Clear Channel seeing business improvement


In connection with the sale of $750 million in new bonds by Clear Channel Outdoor, majority owner Clear Channel Communications has filed information with the SEC updating its financials well ahead of its regular quarterly disclosure. The filing shows that business is, indeed, getting better.

For all of Clear Channel Communications, whose ultimate parent CC Media Holdings, has some publicly traded stock, Q4 revenues are now projected to come in between $1.47 billion and $1.50 billion. That would be a decline of 6.8-8.6% from revenues of $1.61 billion a year ago.

For all of 2009, revenues are expected to be in a range of $5.5-5.54 billion. That would be down 17.2-17.6% from 2008 revenues of $6.69 billion.
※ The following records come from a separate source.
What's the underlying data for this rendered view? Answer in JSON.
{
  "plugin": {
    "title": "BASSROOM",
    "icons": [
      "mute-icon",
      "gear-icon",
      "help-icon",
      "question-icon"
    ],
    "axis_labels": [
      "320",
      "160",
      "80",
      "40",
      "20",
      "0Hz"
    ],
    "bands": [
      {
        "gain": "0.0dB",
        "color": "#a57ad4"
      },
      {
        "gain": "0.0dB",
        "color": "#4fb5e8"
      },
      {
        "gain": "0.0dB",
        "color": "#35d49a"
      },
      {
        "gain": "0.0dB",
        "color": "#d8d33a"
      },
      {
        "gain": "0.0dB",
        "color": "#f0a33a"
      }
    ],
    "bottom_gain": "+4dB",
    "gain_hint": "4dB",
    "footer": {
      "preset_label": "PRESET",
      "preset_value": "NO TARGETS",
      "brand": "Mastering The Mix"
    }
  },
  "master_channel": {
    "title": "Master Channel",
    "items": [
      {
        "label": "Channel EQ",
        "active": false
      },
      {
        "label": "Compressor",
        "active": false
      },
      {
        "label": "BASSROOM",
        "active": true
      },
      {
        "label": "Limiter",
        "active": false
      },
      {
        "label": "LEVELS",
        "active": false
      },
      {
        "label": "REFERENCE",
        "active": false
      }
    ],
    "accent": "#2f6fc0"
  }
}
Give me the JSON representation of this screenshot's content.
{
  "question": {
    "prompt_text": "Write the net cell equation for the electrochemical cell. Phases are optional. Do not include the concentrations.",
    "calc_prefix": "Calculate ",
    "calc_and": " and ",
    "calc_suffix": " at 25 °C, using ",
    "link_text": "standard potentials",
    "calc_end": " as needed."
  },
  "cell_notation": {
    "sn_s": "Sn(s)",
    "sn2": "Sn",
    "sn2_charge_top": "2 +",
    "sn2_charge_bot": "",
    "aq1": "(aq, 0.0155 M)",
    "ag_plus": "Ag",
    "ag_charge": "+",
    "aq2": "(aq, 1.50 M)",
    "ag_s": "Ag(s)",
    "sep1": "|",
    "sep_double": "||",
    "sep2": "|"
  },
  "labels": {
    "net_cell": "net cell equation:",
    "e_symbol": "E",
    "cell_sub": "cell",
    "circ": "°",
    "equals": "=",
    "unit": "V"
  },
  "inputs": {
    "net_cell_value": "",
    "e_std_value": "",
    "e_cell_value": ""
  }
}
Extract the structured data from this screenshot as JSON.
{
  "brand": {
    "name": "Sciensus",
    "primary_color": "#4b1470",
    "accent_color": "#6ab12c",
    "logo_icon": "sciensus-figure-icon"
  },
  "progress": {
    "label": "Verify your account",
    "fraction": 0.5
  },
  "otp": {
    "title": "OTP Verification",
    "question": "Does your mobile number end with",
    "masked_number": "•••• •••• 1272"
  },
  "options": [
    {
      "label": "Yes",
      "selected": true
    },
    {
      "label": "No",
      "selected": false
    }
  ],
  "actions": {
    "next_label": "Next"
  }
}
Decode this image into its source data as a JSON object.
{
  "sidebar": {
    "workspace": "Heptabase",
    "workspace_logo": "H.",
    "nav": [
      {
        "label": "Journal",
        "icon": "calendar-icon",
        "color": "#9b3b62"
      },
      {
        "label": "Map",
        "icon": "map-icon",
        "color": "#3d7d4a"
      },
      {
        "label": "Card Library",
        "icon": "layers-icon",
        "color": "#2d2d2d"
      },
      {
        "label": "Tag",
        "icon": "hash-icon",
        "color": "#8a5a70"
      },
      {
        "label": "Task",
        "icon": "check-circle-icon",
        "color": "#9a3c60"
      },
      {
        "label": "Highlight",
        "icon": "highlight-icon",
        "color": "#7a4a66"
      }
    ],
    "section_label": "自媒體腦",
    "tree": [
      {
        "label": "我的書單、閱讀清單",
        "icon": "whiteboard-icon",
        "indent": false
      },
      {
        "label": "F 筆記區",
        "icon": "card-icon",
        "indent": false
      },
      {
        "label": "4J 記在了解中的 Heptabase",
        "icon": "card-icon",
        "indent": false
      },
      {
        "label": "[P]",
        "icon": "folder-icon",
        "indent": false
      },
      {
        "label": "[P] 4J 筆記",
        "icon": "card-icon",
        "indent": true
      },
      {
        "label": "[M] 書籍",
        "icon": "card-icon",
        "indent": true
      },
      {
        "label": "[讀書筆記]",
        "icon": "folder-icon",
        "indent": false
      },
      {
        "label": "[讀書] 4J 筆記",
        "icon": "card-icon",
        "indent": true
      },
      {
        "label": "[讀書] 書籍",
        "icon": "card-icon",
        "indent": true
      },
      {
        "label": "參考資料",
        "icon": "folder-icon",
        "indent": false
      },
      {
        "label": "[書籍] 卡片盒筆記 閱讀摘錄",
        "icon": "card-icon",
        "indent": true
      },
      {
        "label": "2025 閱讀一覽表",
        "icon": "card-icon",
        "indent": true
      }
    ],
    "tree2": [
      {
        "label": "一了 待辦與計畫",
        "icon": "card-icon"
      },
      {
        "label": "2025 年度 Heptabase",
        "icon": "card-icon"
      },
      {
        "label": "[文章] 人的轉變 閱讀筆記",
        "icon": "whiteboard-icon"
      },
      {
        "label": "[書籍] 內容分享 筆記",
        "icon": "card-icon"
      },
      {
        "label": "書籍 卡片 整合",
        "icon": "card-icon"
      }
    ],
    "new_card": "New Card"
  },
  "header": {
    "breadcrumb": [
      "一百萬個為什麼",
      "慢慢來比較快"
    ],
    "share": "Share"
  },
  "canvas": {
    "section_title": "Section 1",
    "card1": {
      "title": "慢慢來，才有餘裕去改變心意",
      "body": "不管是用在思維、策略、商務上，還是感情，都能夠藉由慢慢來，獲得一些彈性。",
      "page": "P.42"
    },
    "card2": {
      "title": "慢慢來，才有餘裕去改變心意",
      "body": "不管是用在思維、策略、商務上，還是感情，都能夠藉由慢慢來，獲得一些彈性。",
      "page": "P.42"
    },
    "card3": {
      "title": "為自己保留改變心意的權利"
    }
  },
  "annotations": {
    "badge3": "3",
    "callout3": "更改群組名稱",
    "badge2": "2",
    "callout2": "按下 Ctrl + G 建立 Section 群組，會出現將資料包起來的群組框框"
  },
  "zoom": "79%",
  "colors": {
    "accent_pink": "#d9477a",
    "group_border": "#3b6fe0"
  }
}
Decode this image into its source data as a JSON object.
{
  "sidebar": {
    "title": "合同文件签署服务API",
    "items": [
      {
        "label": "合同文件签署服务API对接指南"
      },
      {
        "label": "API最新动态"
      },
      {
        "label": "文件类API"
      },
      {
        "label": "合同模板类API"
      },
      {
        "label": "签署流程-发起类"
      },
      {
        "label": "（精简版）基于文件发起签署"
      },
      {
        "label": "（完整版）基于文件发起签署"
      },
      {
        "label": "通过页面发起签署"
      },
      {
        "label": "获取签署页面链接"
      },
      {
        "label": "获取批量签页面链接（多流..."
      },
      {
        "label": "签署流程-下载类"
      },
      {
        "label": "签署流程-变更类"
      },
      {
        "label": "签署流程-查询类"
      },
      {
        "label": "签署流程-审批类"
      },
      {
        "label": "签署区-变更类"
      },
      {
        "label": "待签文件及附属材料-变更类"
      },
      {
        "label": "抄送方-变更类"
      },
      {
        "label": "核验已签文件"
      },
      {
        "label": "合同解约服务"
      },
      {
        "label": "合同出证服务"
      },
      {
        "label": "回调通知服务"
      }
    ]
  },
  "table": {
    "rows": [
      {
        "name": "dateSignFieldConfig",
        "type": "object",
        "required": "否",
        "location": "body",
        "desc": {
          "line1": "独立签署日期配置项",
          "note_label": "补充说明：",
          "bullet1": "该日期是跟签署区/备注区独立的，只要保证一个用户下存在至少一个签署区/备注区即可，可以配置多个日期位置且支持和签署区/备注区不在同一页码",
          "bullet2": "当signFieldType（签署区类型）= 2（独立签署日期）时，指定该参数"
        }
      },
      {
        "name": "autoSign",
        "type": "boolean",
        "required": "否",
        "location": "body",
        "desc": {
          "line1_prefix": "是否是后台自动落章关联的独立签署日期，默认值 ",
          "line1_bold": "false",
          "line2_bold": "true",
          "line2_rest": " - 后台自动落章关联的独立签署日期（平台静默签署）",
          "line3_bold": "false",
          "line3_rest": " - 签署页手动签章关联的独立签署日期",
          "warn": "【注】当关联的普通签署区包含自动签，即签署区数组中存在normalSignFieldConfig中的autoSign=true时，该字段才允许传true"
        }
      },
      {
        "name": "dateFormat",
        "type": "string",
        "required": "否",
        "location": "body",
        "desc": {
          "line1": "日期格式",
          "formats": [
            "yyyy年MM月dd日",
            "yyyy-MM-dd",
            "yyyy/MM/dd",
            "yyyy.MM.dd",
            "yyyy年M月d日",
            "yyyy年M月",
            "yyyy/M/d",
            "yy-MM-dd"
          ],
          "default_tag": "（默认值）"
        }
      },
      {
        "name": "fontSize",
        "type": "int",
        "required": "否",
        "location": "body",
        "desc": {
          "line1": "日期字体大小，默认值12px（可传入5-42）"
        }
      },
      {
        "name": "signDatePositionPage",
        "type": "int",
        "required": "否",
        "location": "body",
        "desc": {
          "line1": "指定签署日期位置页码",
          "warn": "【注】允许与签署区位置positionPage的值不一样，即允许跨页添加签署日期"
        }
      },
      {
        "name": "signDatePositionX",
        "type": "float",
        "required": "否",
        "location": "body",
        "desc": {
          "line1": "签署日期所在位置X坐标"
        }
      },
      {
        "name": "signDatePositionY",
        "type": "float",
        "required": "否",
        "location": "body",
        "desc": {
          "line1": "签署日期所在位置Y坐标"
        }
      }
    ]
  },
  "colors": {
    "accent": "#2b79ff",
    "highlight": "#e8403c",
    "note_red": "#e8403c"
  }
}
According to the SEC filing, Clear Channel Radio revenues were down 19% in October. That improved to an estimated decline of 8% in November, although that’s not yet a final number. December is pacing to be down only 1%.

The US outdoor business is doing even better, with November and December looking to be flat after a 4% decline in October. For international outdoor the figures are -8% for October and December and -4% for November (based on average monthly foreign exchange rates).

For all of Clear Channel Communications, October revenues were then down 13%, November 5% and December is pacing down 3%.

Top management at CC Media Holdings has been working hard to keep the company’s balance sheet in compliance with its debt covenants and avoid the clutches of vulture capital funds who are hoping to see the company have to file Chapter 11. As noted when RBR-TVBR reported on the bond sale by Clear Channel Outdoor, the move will have a positive impact on the debt leverage at Clear Channel Communications. The improving revenue picture – now very close to turning positive year-over-year – will also help.

“We currently expect that we will be in compliance with the covenants under our senior secured credit facilities for the remainder of 2009 through 2010,” Clear Channel Communications said in its SEC filing, while adding the usual notice that actual results may vary.

RBR-TVBR observation: It’s been quite a game of chess, with Clear Channel and principal owners Bain Capital and Thomas H. Lee Partners trying to stay one move ahead of the vulture capital funds. It now looks like the CCU/Bain/TH Lee team was nimble enough to keep dancing until the recovery arrived. The vultures will likely go away hungry.